2. A sheet cutting die press as set forth in claim 1 in which the means for moving the platens further includes a manual actuation member for rotating the cam member.

3. A sheet cutting die press as set forth in claim 2 in which the manual actuating member is a handle received in and projecting from the cam member.

4. A sheet cutting die press as set forth in claim 2 including a cover member partially surrounding the cam member and attached to the channel block, whereby as the cam member rotates to move the channel block away from the adjacent platen the cover member holds the channel block adjacent to the cam member.

5. A sheet cutting die press as set forth in claim 4 including a pad between the cover member and bearing member to hold the cam member a predetermined distance from the cover member.

6. A sheet cutting die press as set forth in claim 5 including means between the channel block and the first platen to minimize friction between the channel block and the first platen as the channel block moves on the first platen.

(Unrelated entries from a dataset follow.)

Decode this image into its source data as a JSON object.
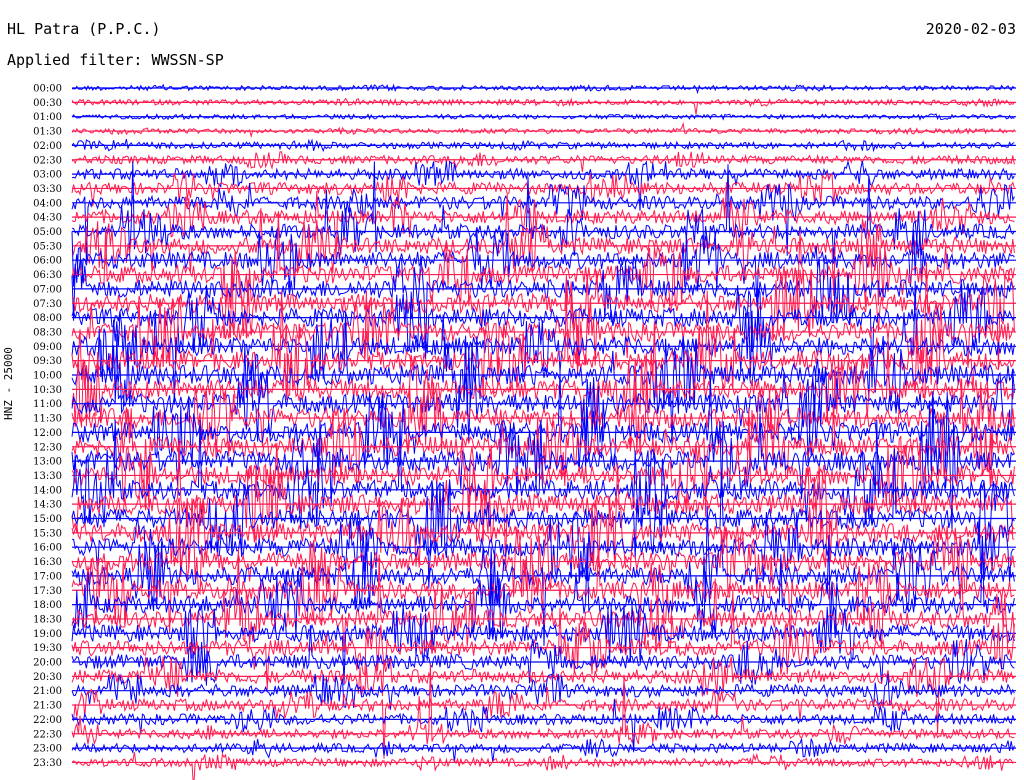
{
  "header": {
    "station": "HL Patra (P.P.C.)",
    "date": "2020-02-03",
    "filter": "Applied filter: WWSSN-SP"
  },
  "side_label": "HNZ - 25000",
  "colors": {
    "blue": "#0000ff",
    "red": "#ff1a4f"
  },
  "chart_data": {
    "type": "line",
    "title": "HL Patra (P.P.C.)",
    "subtitle": "Applied filter: WWSSN-SP",
    "ylabel": "HNZ - 25000",
    "row_labels": [
      "00:00",
      "00:30",
      "01:00",
      "01:30",
      "02:00",
      "02:30",
      "03:00",
      "03:30",
      "04:00",
      "04:30",
      "05:00",
      "05:30",
      "06:00",
      "06:30",
      "07:00",
      "07:30",
      "08:00",
      "08:30",
      "09:00",
      "09:30",
      "10:00",
      "10:30",
      "11:00",
      "11:30",
      "12:00",
      "12:30",
      "13:00",
      "13:30",
      "14:00",
      "14:30",
      "15:00",
      "15:30",
      "16:00",
      "16:30",
      "17:00",
      "17:30",
      "18:00",
      "18:30",
      "19:00",
      "19:30",
      "20:00",
      "20:30",
      "21:00",
      "21:30",
      "22:00",
      "22:30",
      "23:00",
      "23:30"
    ],
    "row_colors": [
      "blue",
      "red"
    ],
    "activity_level": [
      0.15,
      0.2,
      0.12,
      0.15,
      0.3,
      0.45,
      0.65,
      0.75,
      0.85,
      0.9,
      1.0,
      1.1,
      1.2,
      1.25,
      1.3,
      1.3,
      1.3,
      1.3,
      1.35,
      1.35,
      1.4,
      1.4,
      1.4,
      1.4,
      1.4,
      1.4,
      1.4,
      1.4,
      1.4,
      1.4,
      1.4,
      1.35,
      1.3,
      1.3,
      1.3,
      1.3,
      1.25,
      1.2,
      1.15,
      1.1,
      1.0,
      0.9,
      0.8,
      0.75,
      0.65,
      0.55,
      0.5,
      0.45
    ]
  }
}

7. A sheet cutting die press as set forth in claim 1 in which the support member includes

a base,

at least two side posts, each post having an opening therein,

the cam member having at each end a stub axle,

two end bearings, each end bearing being received in the opening in a corresponding side post, the end bearings receiving the stub axles of the cam member,

the side posts holding the cam member in a predetermined spaced relationship to the base.

8. A sheet cutting die press as set forth in claim 7 in which each of the side posts are spaced from one another and hold between them one of said platen members, the platen member being movable relative to the side posts toward and away from the base, and

orientation means holding the movable platen substantially parallel to the bases as it moves relative to the side posts.

9. A sheet cutting die press as set forth in claim 8, the means for moving the platens further including a handle fixed to and projecting laterally from the cam member to permit the cam member to be manually rotated relative to the side posts, and

a stop bracket positioned in the path of travel of the handle to limit the angular rotation of the handle to orientations between a first position in which the planes defined by the platens are spaced a maximum distance from one another and a second position in which the planes defined by the platens are spaced a minimum distance from one another.

10. A sheet cutting die press as set forth in claim 9 including a cover member partially surrounding the cam member and attached to the channel block, whereby as the cam member rotates to move the channel block away from the moveable platen member the cover member holds the channel block adjacent to the cam member,

a pad between the cover member and the bearing member to hold the cam member a predetermined distance from the cover member, and

means between the channel block and the first platen to minimize friction between the channel block and the first platen as the channel block moves on the first platen.

11. A sheet cutting die press as set forth in claim 10 in which the means to minimize friction includes a teflon pad between the channel block and the first platen.